View Single Post
Old 10-25-2013, 10:16 AM
InfinitePossibility InfinitePossibility is offline
Senior Member
Join Date: Nov 2011
Posts: 653

I voted for not sure because I'm not entirely clear about how to answer.

My view is that we all have limits. Limits of our own and we are also limited by the others around us - even if we freely choose to accept those limits, they are still there.

I choose to wear flat soled shoes pretty much all of the time, to leave my hair to dry naturally and to almost never put make up on my face. This makes me feel more free. It makes it very unlikely I'd ever find myself being close to people who feel that it's important for their friends or lovers to wear heels, makeup and visit the hair dresser lots. Their limits mean that I can only have limited contact with those sort of people. My limits mean that I maintain those barriers. This isn't an issue to me at all - in fact, I see it as a benefit. I don't want to hang around with people who talk about hair, shoes and make up all the time so making myself unattractive to those people is a good thing for me. There is no doubt, however, that it does limit the number of people I have open to me as friends and lovers.

I'm not going to "frazzle" or stress myself out coming up with countless HUGE "daily planner" schedules for "quality time" as I don't like schedules I take things as they come.~
To me, this is a limit - one as strong as my own decision to avoid makeup, hair dressers and heels on my shoes.

I have a number of acquaintances who absolutely live their lives as you describe. They take things as they come, don't schedule in time in advance. You see them when you see them. Some of these people are folks I like lots and get on well with. It's often a pleasure to see them but I don't consider them to be friends and there is no way that a relationship between me and somebody like that could ever be anything other than a very casual thing. I have no problem with having a few casual acquaintances in my life who I see sporadically.

But - I very much enjoy having close, long term relationships. I like seeing those that I love develop over time and remaining in their lives. I gain a massive amount of joy from knowing that there are people in my life who've seen me grow over time. So for me, I like to set up my life to enable me to have the relationships that I feel most comfortable in.

I'm busy. I have a job, voluntary work, a family to visit, lots of friends, a partner and a massively important relationship with a dog. A full and happy life. This means that if I'm going to have the sorts of relationships I want, I need to schedule in quality time. Especially as many of those close to me have busy lives too. If we didn't text and agree to meet a week on Saturday for lunch or get together after a meeting to set up a weekend to spend together, it just wouldn't happen.

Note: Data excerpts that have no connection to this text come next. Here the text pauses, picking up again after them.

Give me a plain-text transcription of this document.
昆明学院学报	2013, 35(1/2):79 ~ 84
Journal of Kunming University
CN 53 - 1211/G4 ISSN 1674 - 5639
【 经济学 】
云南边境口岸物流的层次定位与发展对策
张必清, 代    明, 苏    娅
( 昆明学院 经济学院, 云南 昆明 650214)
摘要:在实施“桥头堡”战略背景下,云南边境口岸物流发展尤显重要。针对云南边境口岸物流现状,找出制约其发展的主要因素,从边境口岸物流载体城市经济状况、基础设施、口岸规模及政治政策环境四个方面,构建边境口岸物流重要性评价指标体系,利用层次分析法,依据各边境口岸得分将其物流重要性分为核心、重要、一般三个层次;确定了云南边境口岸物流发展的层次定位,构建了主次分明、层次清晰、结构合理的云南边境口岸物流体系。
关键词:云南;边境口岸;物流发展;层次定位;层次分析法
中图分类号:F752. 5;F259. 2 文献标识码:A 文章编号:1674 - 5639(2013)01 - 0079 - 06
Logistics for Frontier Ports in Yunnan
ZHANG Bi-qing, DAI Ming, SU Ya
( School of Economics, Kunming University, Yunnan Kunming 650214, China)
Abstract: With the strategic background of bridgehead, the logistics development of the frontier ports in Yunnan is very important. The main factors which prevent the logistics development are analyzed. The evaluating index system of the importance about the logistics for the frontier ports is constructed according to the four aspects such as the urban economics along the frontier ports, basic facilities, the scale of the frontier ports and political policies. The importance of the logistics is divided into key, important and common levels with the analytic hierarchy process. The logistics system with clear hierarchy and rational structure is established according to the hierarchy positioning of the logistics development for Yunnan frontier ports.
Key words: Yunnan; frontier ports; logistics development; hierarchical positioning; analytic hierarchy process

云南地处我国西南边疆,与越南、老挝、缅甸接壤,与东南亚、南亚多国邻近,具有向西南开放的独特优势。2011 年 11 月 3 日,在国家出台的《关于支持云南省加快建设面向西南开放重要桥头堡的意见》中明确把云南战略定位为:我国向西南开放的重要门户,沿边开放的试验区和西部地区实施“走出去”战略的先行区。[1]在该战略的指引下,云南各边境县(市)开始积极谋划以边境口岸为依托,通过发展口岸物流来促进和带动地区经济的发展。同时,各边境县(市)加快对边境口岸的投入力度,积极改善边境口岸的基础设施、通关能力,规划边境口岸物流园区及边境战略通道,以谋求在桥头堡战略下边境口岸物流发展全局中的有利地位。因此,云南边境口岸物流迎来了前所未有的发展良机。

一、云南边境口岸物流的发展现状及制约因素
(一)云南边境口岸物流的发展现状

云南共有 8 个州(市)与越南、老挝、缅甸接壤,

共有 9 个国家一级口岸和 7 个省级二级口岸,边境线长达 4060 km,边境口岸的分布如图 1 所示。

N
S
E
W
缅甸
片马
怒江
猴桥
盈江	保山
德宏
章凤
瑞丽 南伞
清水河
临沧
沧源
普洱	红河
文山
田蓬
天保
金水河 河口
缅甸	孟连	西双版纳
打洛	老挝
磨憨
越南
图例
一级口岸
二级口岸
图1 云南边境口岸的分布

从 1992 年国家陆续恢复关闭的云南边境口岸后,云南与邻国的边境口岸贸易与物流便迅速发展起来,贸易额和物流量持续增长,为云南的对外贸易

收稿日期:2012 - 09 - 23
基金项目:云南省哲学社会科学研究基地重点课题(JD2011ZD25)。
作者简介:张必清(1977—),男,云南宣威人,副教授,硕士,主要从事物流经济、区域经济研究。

For me, when I meet somebody new who makes it clear that they prefer to take things as they come and not deal with schedules, the relationship tends not to develop into anything terribly important to me.

For me, seeking our own freedom usually means that we are limited in some ways. It isn't a problem in itself, just a thing that happens.

I think that recognising and being aware of the limits can help deal with some of the unpleasant emotions that go along with them. I used to get very upset if I met somebody who seemed interesting and who was engaging with others but who would just dismiss me. Until I noticed that very often the people that happened with would be folks who very clearly take time with their appearance. Wear make-up, shiny shoes, ironed clothes and the like.

Easier to deal with people who value those things not wanting to talk to me when I realise that I present myself to the world as somebody who does not. It's my choice to have those limits and knowing that helps me deal with the rejection of people who don't want to talk to me.